(a) This subpart applies to all oil produced from Indian (tribal and allotted) oil and gas leases (except leases on the Osage Indian Reservation, Osage County, Oklahoma). This subpart does not apply to Federal leases, including Federal leases for which revenues are shared with Alaska Native Corporations. This subpart:
(1) Establishes the value of production for royalty purposes consistent with the Indian mineral leasing laws, other applicable laws, and lease terms;
(2) Explains how you as a lessee must calculate the value of production for royalty purposes consistent with applicable statutes and lease terms; and
(3) Is intended to ensure that the United States discharges its trust responsibilities for administering Indian oil and gas leases under the governing Indian mineral leasing laws, treaties, and lease terms.

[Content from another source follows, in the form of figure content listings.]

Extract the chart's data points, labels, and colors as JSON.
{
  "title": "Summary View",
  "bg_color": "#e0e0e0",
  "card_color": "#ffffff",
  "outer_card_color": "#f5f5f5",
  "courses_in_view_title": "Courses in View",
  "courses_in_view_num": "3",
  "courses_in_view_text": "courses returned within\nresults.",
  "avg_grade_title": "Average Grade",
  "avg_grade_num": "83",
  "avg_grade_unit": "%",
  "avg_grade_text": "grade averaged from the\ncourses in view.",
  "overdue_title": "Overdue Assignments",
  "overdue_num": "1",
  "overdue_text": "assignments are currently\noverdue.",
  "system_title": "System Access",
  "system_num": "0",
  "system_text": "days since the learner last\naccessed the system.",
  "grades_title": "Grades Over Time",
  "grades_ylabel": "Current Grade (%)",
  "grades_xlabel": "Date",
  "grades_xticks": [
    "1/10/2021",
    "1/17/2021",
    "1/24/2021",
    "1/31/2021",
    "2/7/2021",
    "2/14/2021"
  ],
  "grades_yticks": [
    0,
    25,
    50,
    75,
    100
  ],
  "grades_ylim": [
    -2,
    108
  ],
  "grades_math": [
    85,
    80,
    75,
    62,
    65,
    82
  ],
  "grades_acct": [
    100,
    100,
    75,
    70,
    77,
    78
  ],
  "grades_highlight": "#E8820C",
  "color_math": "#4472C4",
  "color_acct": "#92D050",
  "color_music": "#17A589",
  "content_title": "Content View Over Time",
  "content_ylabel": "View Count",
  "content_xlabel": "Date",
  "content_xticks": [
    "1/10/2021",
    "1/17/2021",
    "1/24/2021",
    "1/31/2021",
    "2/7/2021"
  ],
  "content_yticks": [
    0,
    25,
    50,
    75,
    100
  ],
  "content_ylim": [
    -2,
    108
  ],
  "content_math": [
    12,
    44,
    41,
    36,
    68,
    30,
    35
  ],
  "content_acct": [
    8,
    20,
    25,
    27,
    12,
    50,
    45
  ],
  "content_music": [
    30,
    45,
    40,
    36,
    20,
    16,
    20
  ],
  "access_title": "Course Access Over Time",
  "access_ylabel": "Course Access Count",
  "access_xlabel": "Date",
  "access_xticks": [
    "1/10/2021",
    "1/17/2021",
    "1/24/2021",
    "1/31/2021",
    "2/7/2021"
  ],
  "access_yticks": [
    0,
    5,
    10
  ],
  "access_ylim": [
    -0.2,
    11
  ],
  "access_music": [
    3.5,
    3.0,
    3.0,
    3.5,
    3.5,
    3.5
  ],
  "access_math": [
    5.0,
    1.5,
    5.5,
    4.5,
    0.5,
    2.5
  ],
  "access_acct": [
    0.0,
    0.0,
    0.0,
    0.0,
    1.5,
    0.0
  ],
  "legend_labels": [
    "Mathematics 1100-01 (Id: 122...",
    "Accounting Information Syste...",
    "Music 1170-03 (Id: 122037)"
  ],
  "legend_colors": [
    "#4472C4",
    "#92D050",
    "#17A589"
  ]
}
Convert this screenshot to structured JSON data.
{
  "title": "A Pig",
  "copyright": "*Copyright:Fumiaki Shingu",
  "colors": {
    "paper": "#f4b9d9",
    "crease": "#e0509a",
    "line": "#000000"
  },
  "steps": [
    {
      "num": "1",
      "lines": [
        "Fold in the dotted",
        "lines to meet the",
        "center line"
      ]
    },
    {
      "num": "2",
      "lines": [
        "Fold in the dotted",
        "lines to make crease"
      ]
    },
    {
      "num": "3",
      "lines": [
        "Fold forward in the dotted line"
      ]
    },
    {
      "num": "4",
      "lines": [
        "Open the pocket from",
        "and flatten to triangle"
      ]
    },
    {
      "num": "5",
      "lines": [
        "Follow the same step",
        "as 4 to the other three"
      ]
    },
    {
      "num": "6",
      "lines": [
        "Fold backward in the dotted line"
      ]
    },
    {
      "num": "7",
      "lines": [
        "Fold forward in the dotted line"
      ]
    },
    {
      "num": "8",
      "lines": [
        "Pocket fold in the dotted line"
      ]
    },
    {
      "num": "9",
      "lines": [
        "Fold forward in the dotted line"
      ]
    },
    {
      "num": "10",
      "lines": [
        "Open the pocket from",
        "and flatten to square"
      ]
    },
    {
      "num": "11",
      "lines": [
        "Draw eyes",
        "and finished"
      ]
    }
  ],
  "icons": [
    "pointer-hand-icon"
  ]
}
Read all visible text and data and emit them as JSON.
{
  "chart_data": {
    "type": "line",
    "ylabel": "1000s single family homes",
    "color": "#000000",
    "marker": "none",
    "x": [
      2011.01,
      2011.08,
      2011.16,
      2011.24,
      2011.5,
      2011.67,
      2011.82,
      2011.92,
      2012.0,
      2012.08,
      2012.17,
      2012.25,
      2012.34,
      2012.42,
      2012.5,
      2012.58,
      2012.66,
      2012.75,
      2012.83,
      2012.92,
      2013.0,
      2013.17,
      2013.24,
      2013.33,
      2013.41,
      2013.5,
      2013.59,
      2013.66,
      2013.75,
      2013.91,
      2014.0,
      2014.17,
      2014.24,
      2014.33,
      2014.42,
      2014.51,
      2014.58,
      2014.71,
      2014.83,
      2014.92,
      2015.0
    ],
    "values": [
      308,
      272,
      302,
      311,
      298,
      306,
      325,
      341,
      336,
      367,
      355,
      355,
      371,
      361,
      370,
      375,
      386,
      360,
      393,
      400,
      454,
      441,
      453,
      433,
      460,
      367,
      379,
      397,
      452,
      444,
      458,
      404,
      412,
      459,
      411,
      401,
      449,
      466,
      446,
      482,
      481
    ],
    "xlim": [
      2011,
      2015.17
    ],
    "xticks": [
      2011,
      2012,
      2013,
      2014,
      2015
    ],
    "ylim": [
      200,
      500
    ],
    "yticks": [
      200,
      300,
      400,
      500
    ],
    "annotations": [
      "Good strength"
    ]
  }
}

(b) If the regulations in this subpart are inconsistent with a Federal statute, a settlement agreement or written agreement as these terms are defined in this paragraph, or an express provision of an oil and gas lease subject to this subpart, then the statute, settlement agreement, written agreement, or lease provision will govern to the extent of the inconsistency. For purposes of this paragraph:
(1)Settlement agreement means a settlement agreement that is between the United States and a lessee, or between an individual Indian mineral owner and a lessee and is approved by the United States, resulting from administrative or judicial litigation; and
(2)Written agreement means a written agreement between the lessee and the ONRR Director (and approved by the tribal lessor for tribal leases) establishing a method to determine the value of production from any lease that ONRR expects at least would approximate the value established under this subpart.
(c) The ONRR or Indian tribes may audit, or perform other compliance reviews, and require a lessee to adjust royalty payments and reports.